Elevated Mitochondrial Reactive Oxygen Species Generation Affects the Immune Response via Hypoxia-Inducible Factor-1α in Long-Lived Mclk1 +/− Mouse Mutants

Abstract

Mitochondrial reactive oxygen species (ROS) are believed to stabilize hypoxia-inducible factor (HIF)-1α, a transcriptional regulator of the immune response. Mclk1 encodes a mitochondrial protein that is necessary for ubiquinone biosynthesis. Heterozygote Mclk1+/− mutant mice are long-lived despite increased mitochondrial ROS and decreased energy metabolism. In this study, Mclk1+/− mutant mice in the C57BL/6J background displayed increased basal and induced expression of HIF-1α in liver and macrophages in association with elevated expression of inflammatory cytokines, in particular TNF-α. Mutant macrophages showed increased classical and decreased alternative activation, and mutant mice were hypersensitive to LPS. Consistent with these observations in vivo, knock-down of Mclk1 in murine RAW264.7 macrophage-like cells induced increased mitochondrial ROS as well as elevated expression of HIF-1α and secretion of TNF-α. We used an antioxidant peptide targeted to mitochondria to show that altered ROS metabolism is necessary for the enhanced expression of HIF-1α, which, in turn, is necessary for increased TNF-α secretion.
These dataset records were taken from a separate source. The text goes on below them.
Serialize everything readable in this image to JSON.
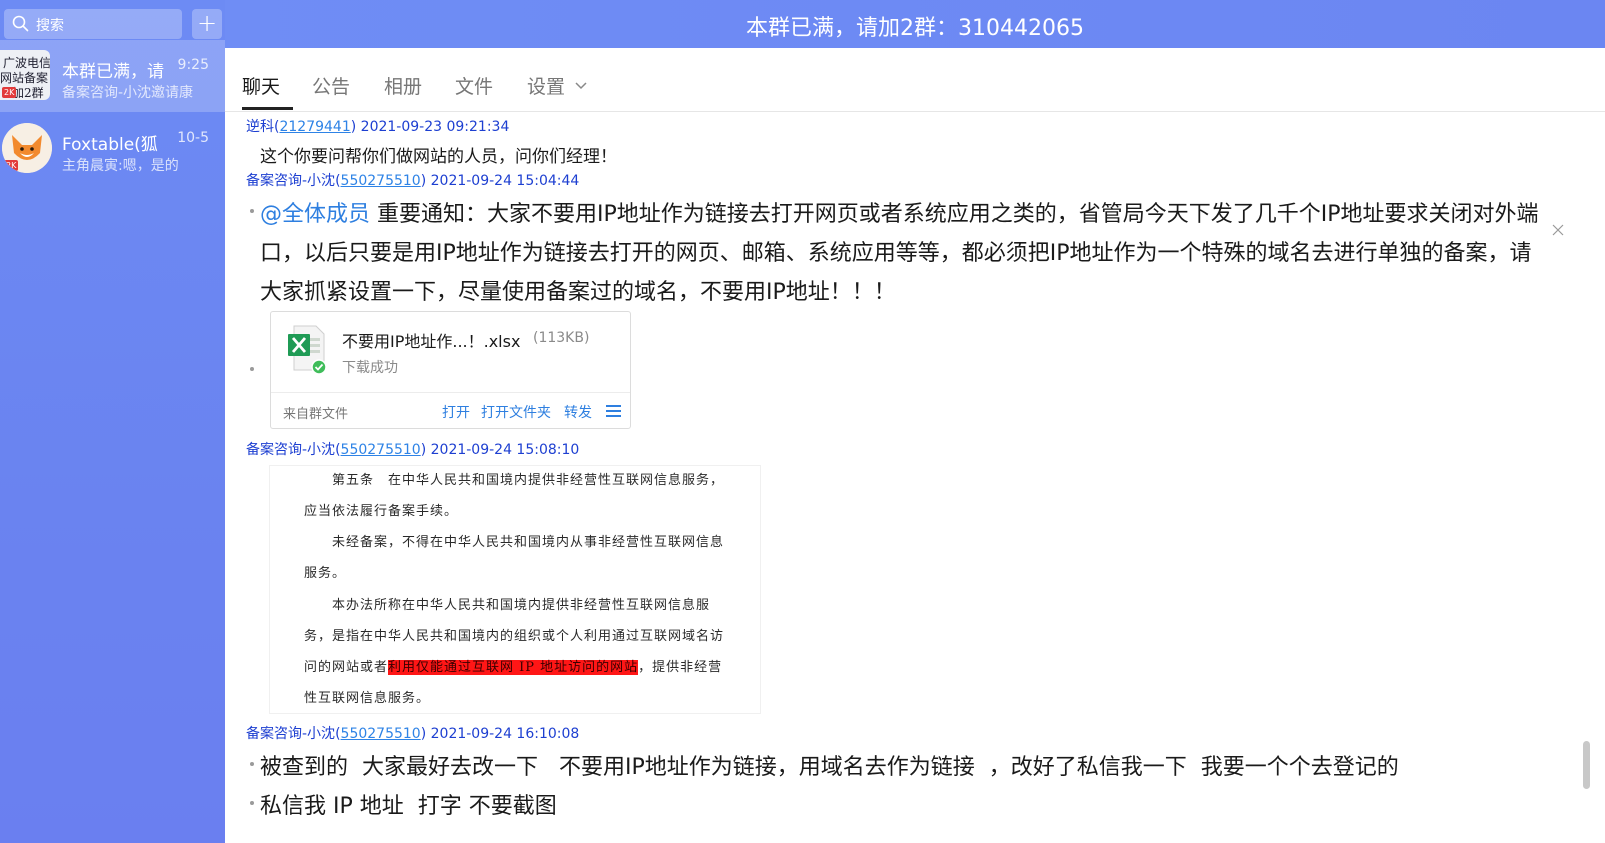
{
  "sidebar": {
    "search_placeholder": "搜索",
    "add_label": "+",
    "conversations": [
      {
        "title": "本群已满，请",
        "time": "9:25",
        "preview": "备案咨询-小沈邀请康",
        "avatar_lines": [
          "广波电信",
          "网站备案",
          "加2群"
        ],
        "badge": "2K"
      },
      {
        "title": "Foxtable(狐",
        "time": "10-5",
        "preview": "主角晨寅:嗯，是的",
        "badge": "2K"
      }
    ]
  },
  "header": {
    "title": "本群已满，请加2群：310442065"
  },
  "tabs": [
    {
      "label": "聊天"
    },
    {
      "label": "公告"
    },
    {
      "label": "相册"
    },
    {
      "label": "文件"
    },
    {
      "label": "设置"
    }
  ],
  "messages": [
    {
      "sender": "逆科",
      "uid": "21279441",
      "time": "2021-09-23 09:21:34",
      "text": "这个你要问帮你们做网站的人员，问你们经理！"
    },
    {
      "sender": "备案咨询-小沈",
      "uid": "550275510",
      "time": "2021-09-24 15:04:44",
      "mention": "@全体成员",
      "text": " 重要通知：大家不要用IP地址作为链接去打开网页或者系统应用之类的，省管局今天下发了几千个IP地址要求关闭对外端口，以后只要是用IP地址作为链接去打开的网页、邮箱、系统应用等等，都必须把IP地址作为一个特殊的域名去进行单独的备案，请大家抓紧设置一下，尽量使用备案过的域名，不要用IP地址！！！",
      "file": {
        "name": "不要用IP地址作...！.xlsx",
        "size": "(113KB)",
        "status": "下载成功",
        "source": "来自群文件",
        "actions": [
          "打开",
          "打开文件夹",
          "转发"
        ]
      }
    },
    {
      "sender": "备案咨询-小沈",
      "uid": "550275510",
      "time": "2021-09-24 15:08:10",
      "doc_lines": [
        "　　第五条　在中华人民共和国境内提供非经营性互联网信息服务，",
        "应当依法履行备案手续。",
        "　　未经备案，不得在中华人民共和国境内从事非经营性互联网信息",
        "服务。",
        "　　本办法所称在中华人民共和国境内提供非经营性互联网信息服",
        "务，是指在中华人民共和国境内的组织或个人利用通过互联网域名访",
        "问的网站或者",
        "性互联网信息服务。"
      ],
      "doc_highlight": "利用仅能通过互联网 IP 地址访问的网站",
      "doc_after_highlight": "，提供非经营"
    },
    {
      "sender": "备案咨询-小沈",
      "uid": "550275510",
      "time": "2021-09-24 16:10:08",
      "lines": [
        "被查到的  大家最好去改一下   不要用IP地址作为链接，用域名去作为链接  ，改好了私信我一下  我要一个个去登记的",
        "私信我 IP 地址  打字 不要截图"
      ]
    }
  ],
  "colors": {
    "sidebar": "#6d8bf4",
    "link": "#2e7fe0",
    "meta": "#1d3fd1",
    "highlight": "#ff1616"
  }
}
These findings provide in vivo evidence for the action of mitochondrial ROS on HIF-1α activity and demonstrate that changes in mitochondrial function within physiologically tolerable limits modulate the immune response. Our results further suggest that altered immune function through a limited increase in HIF-1α expression can positively impact animal longevity.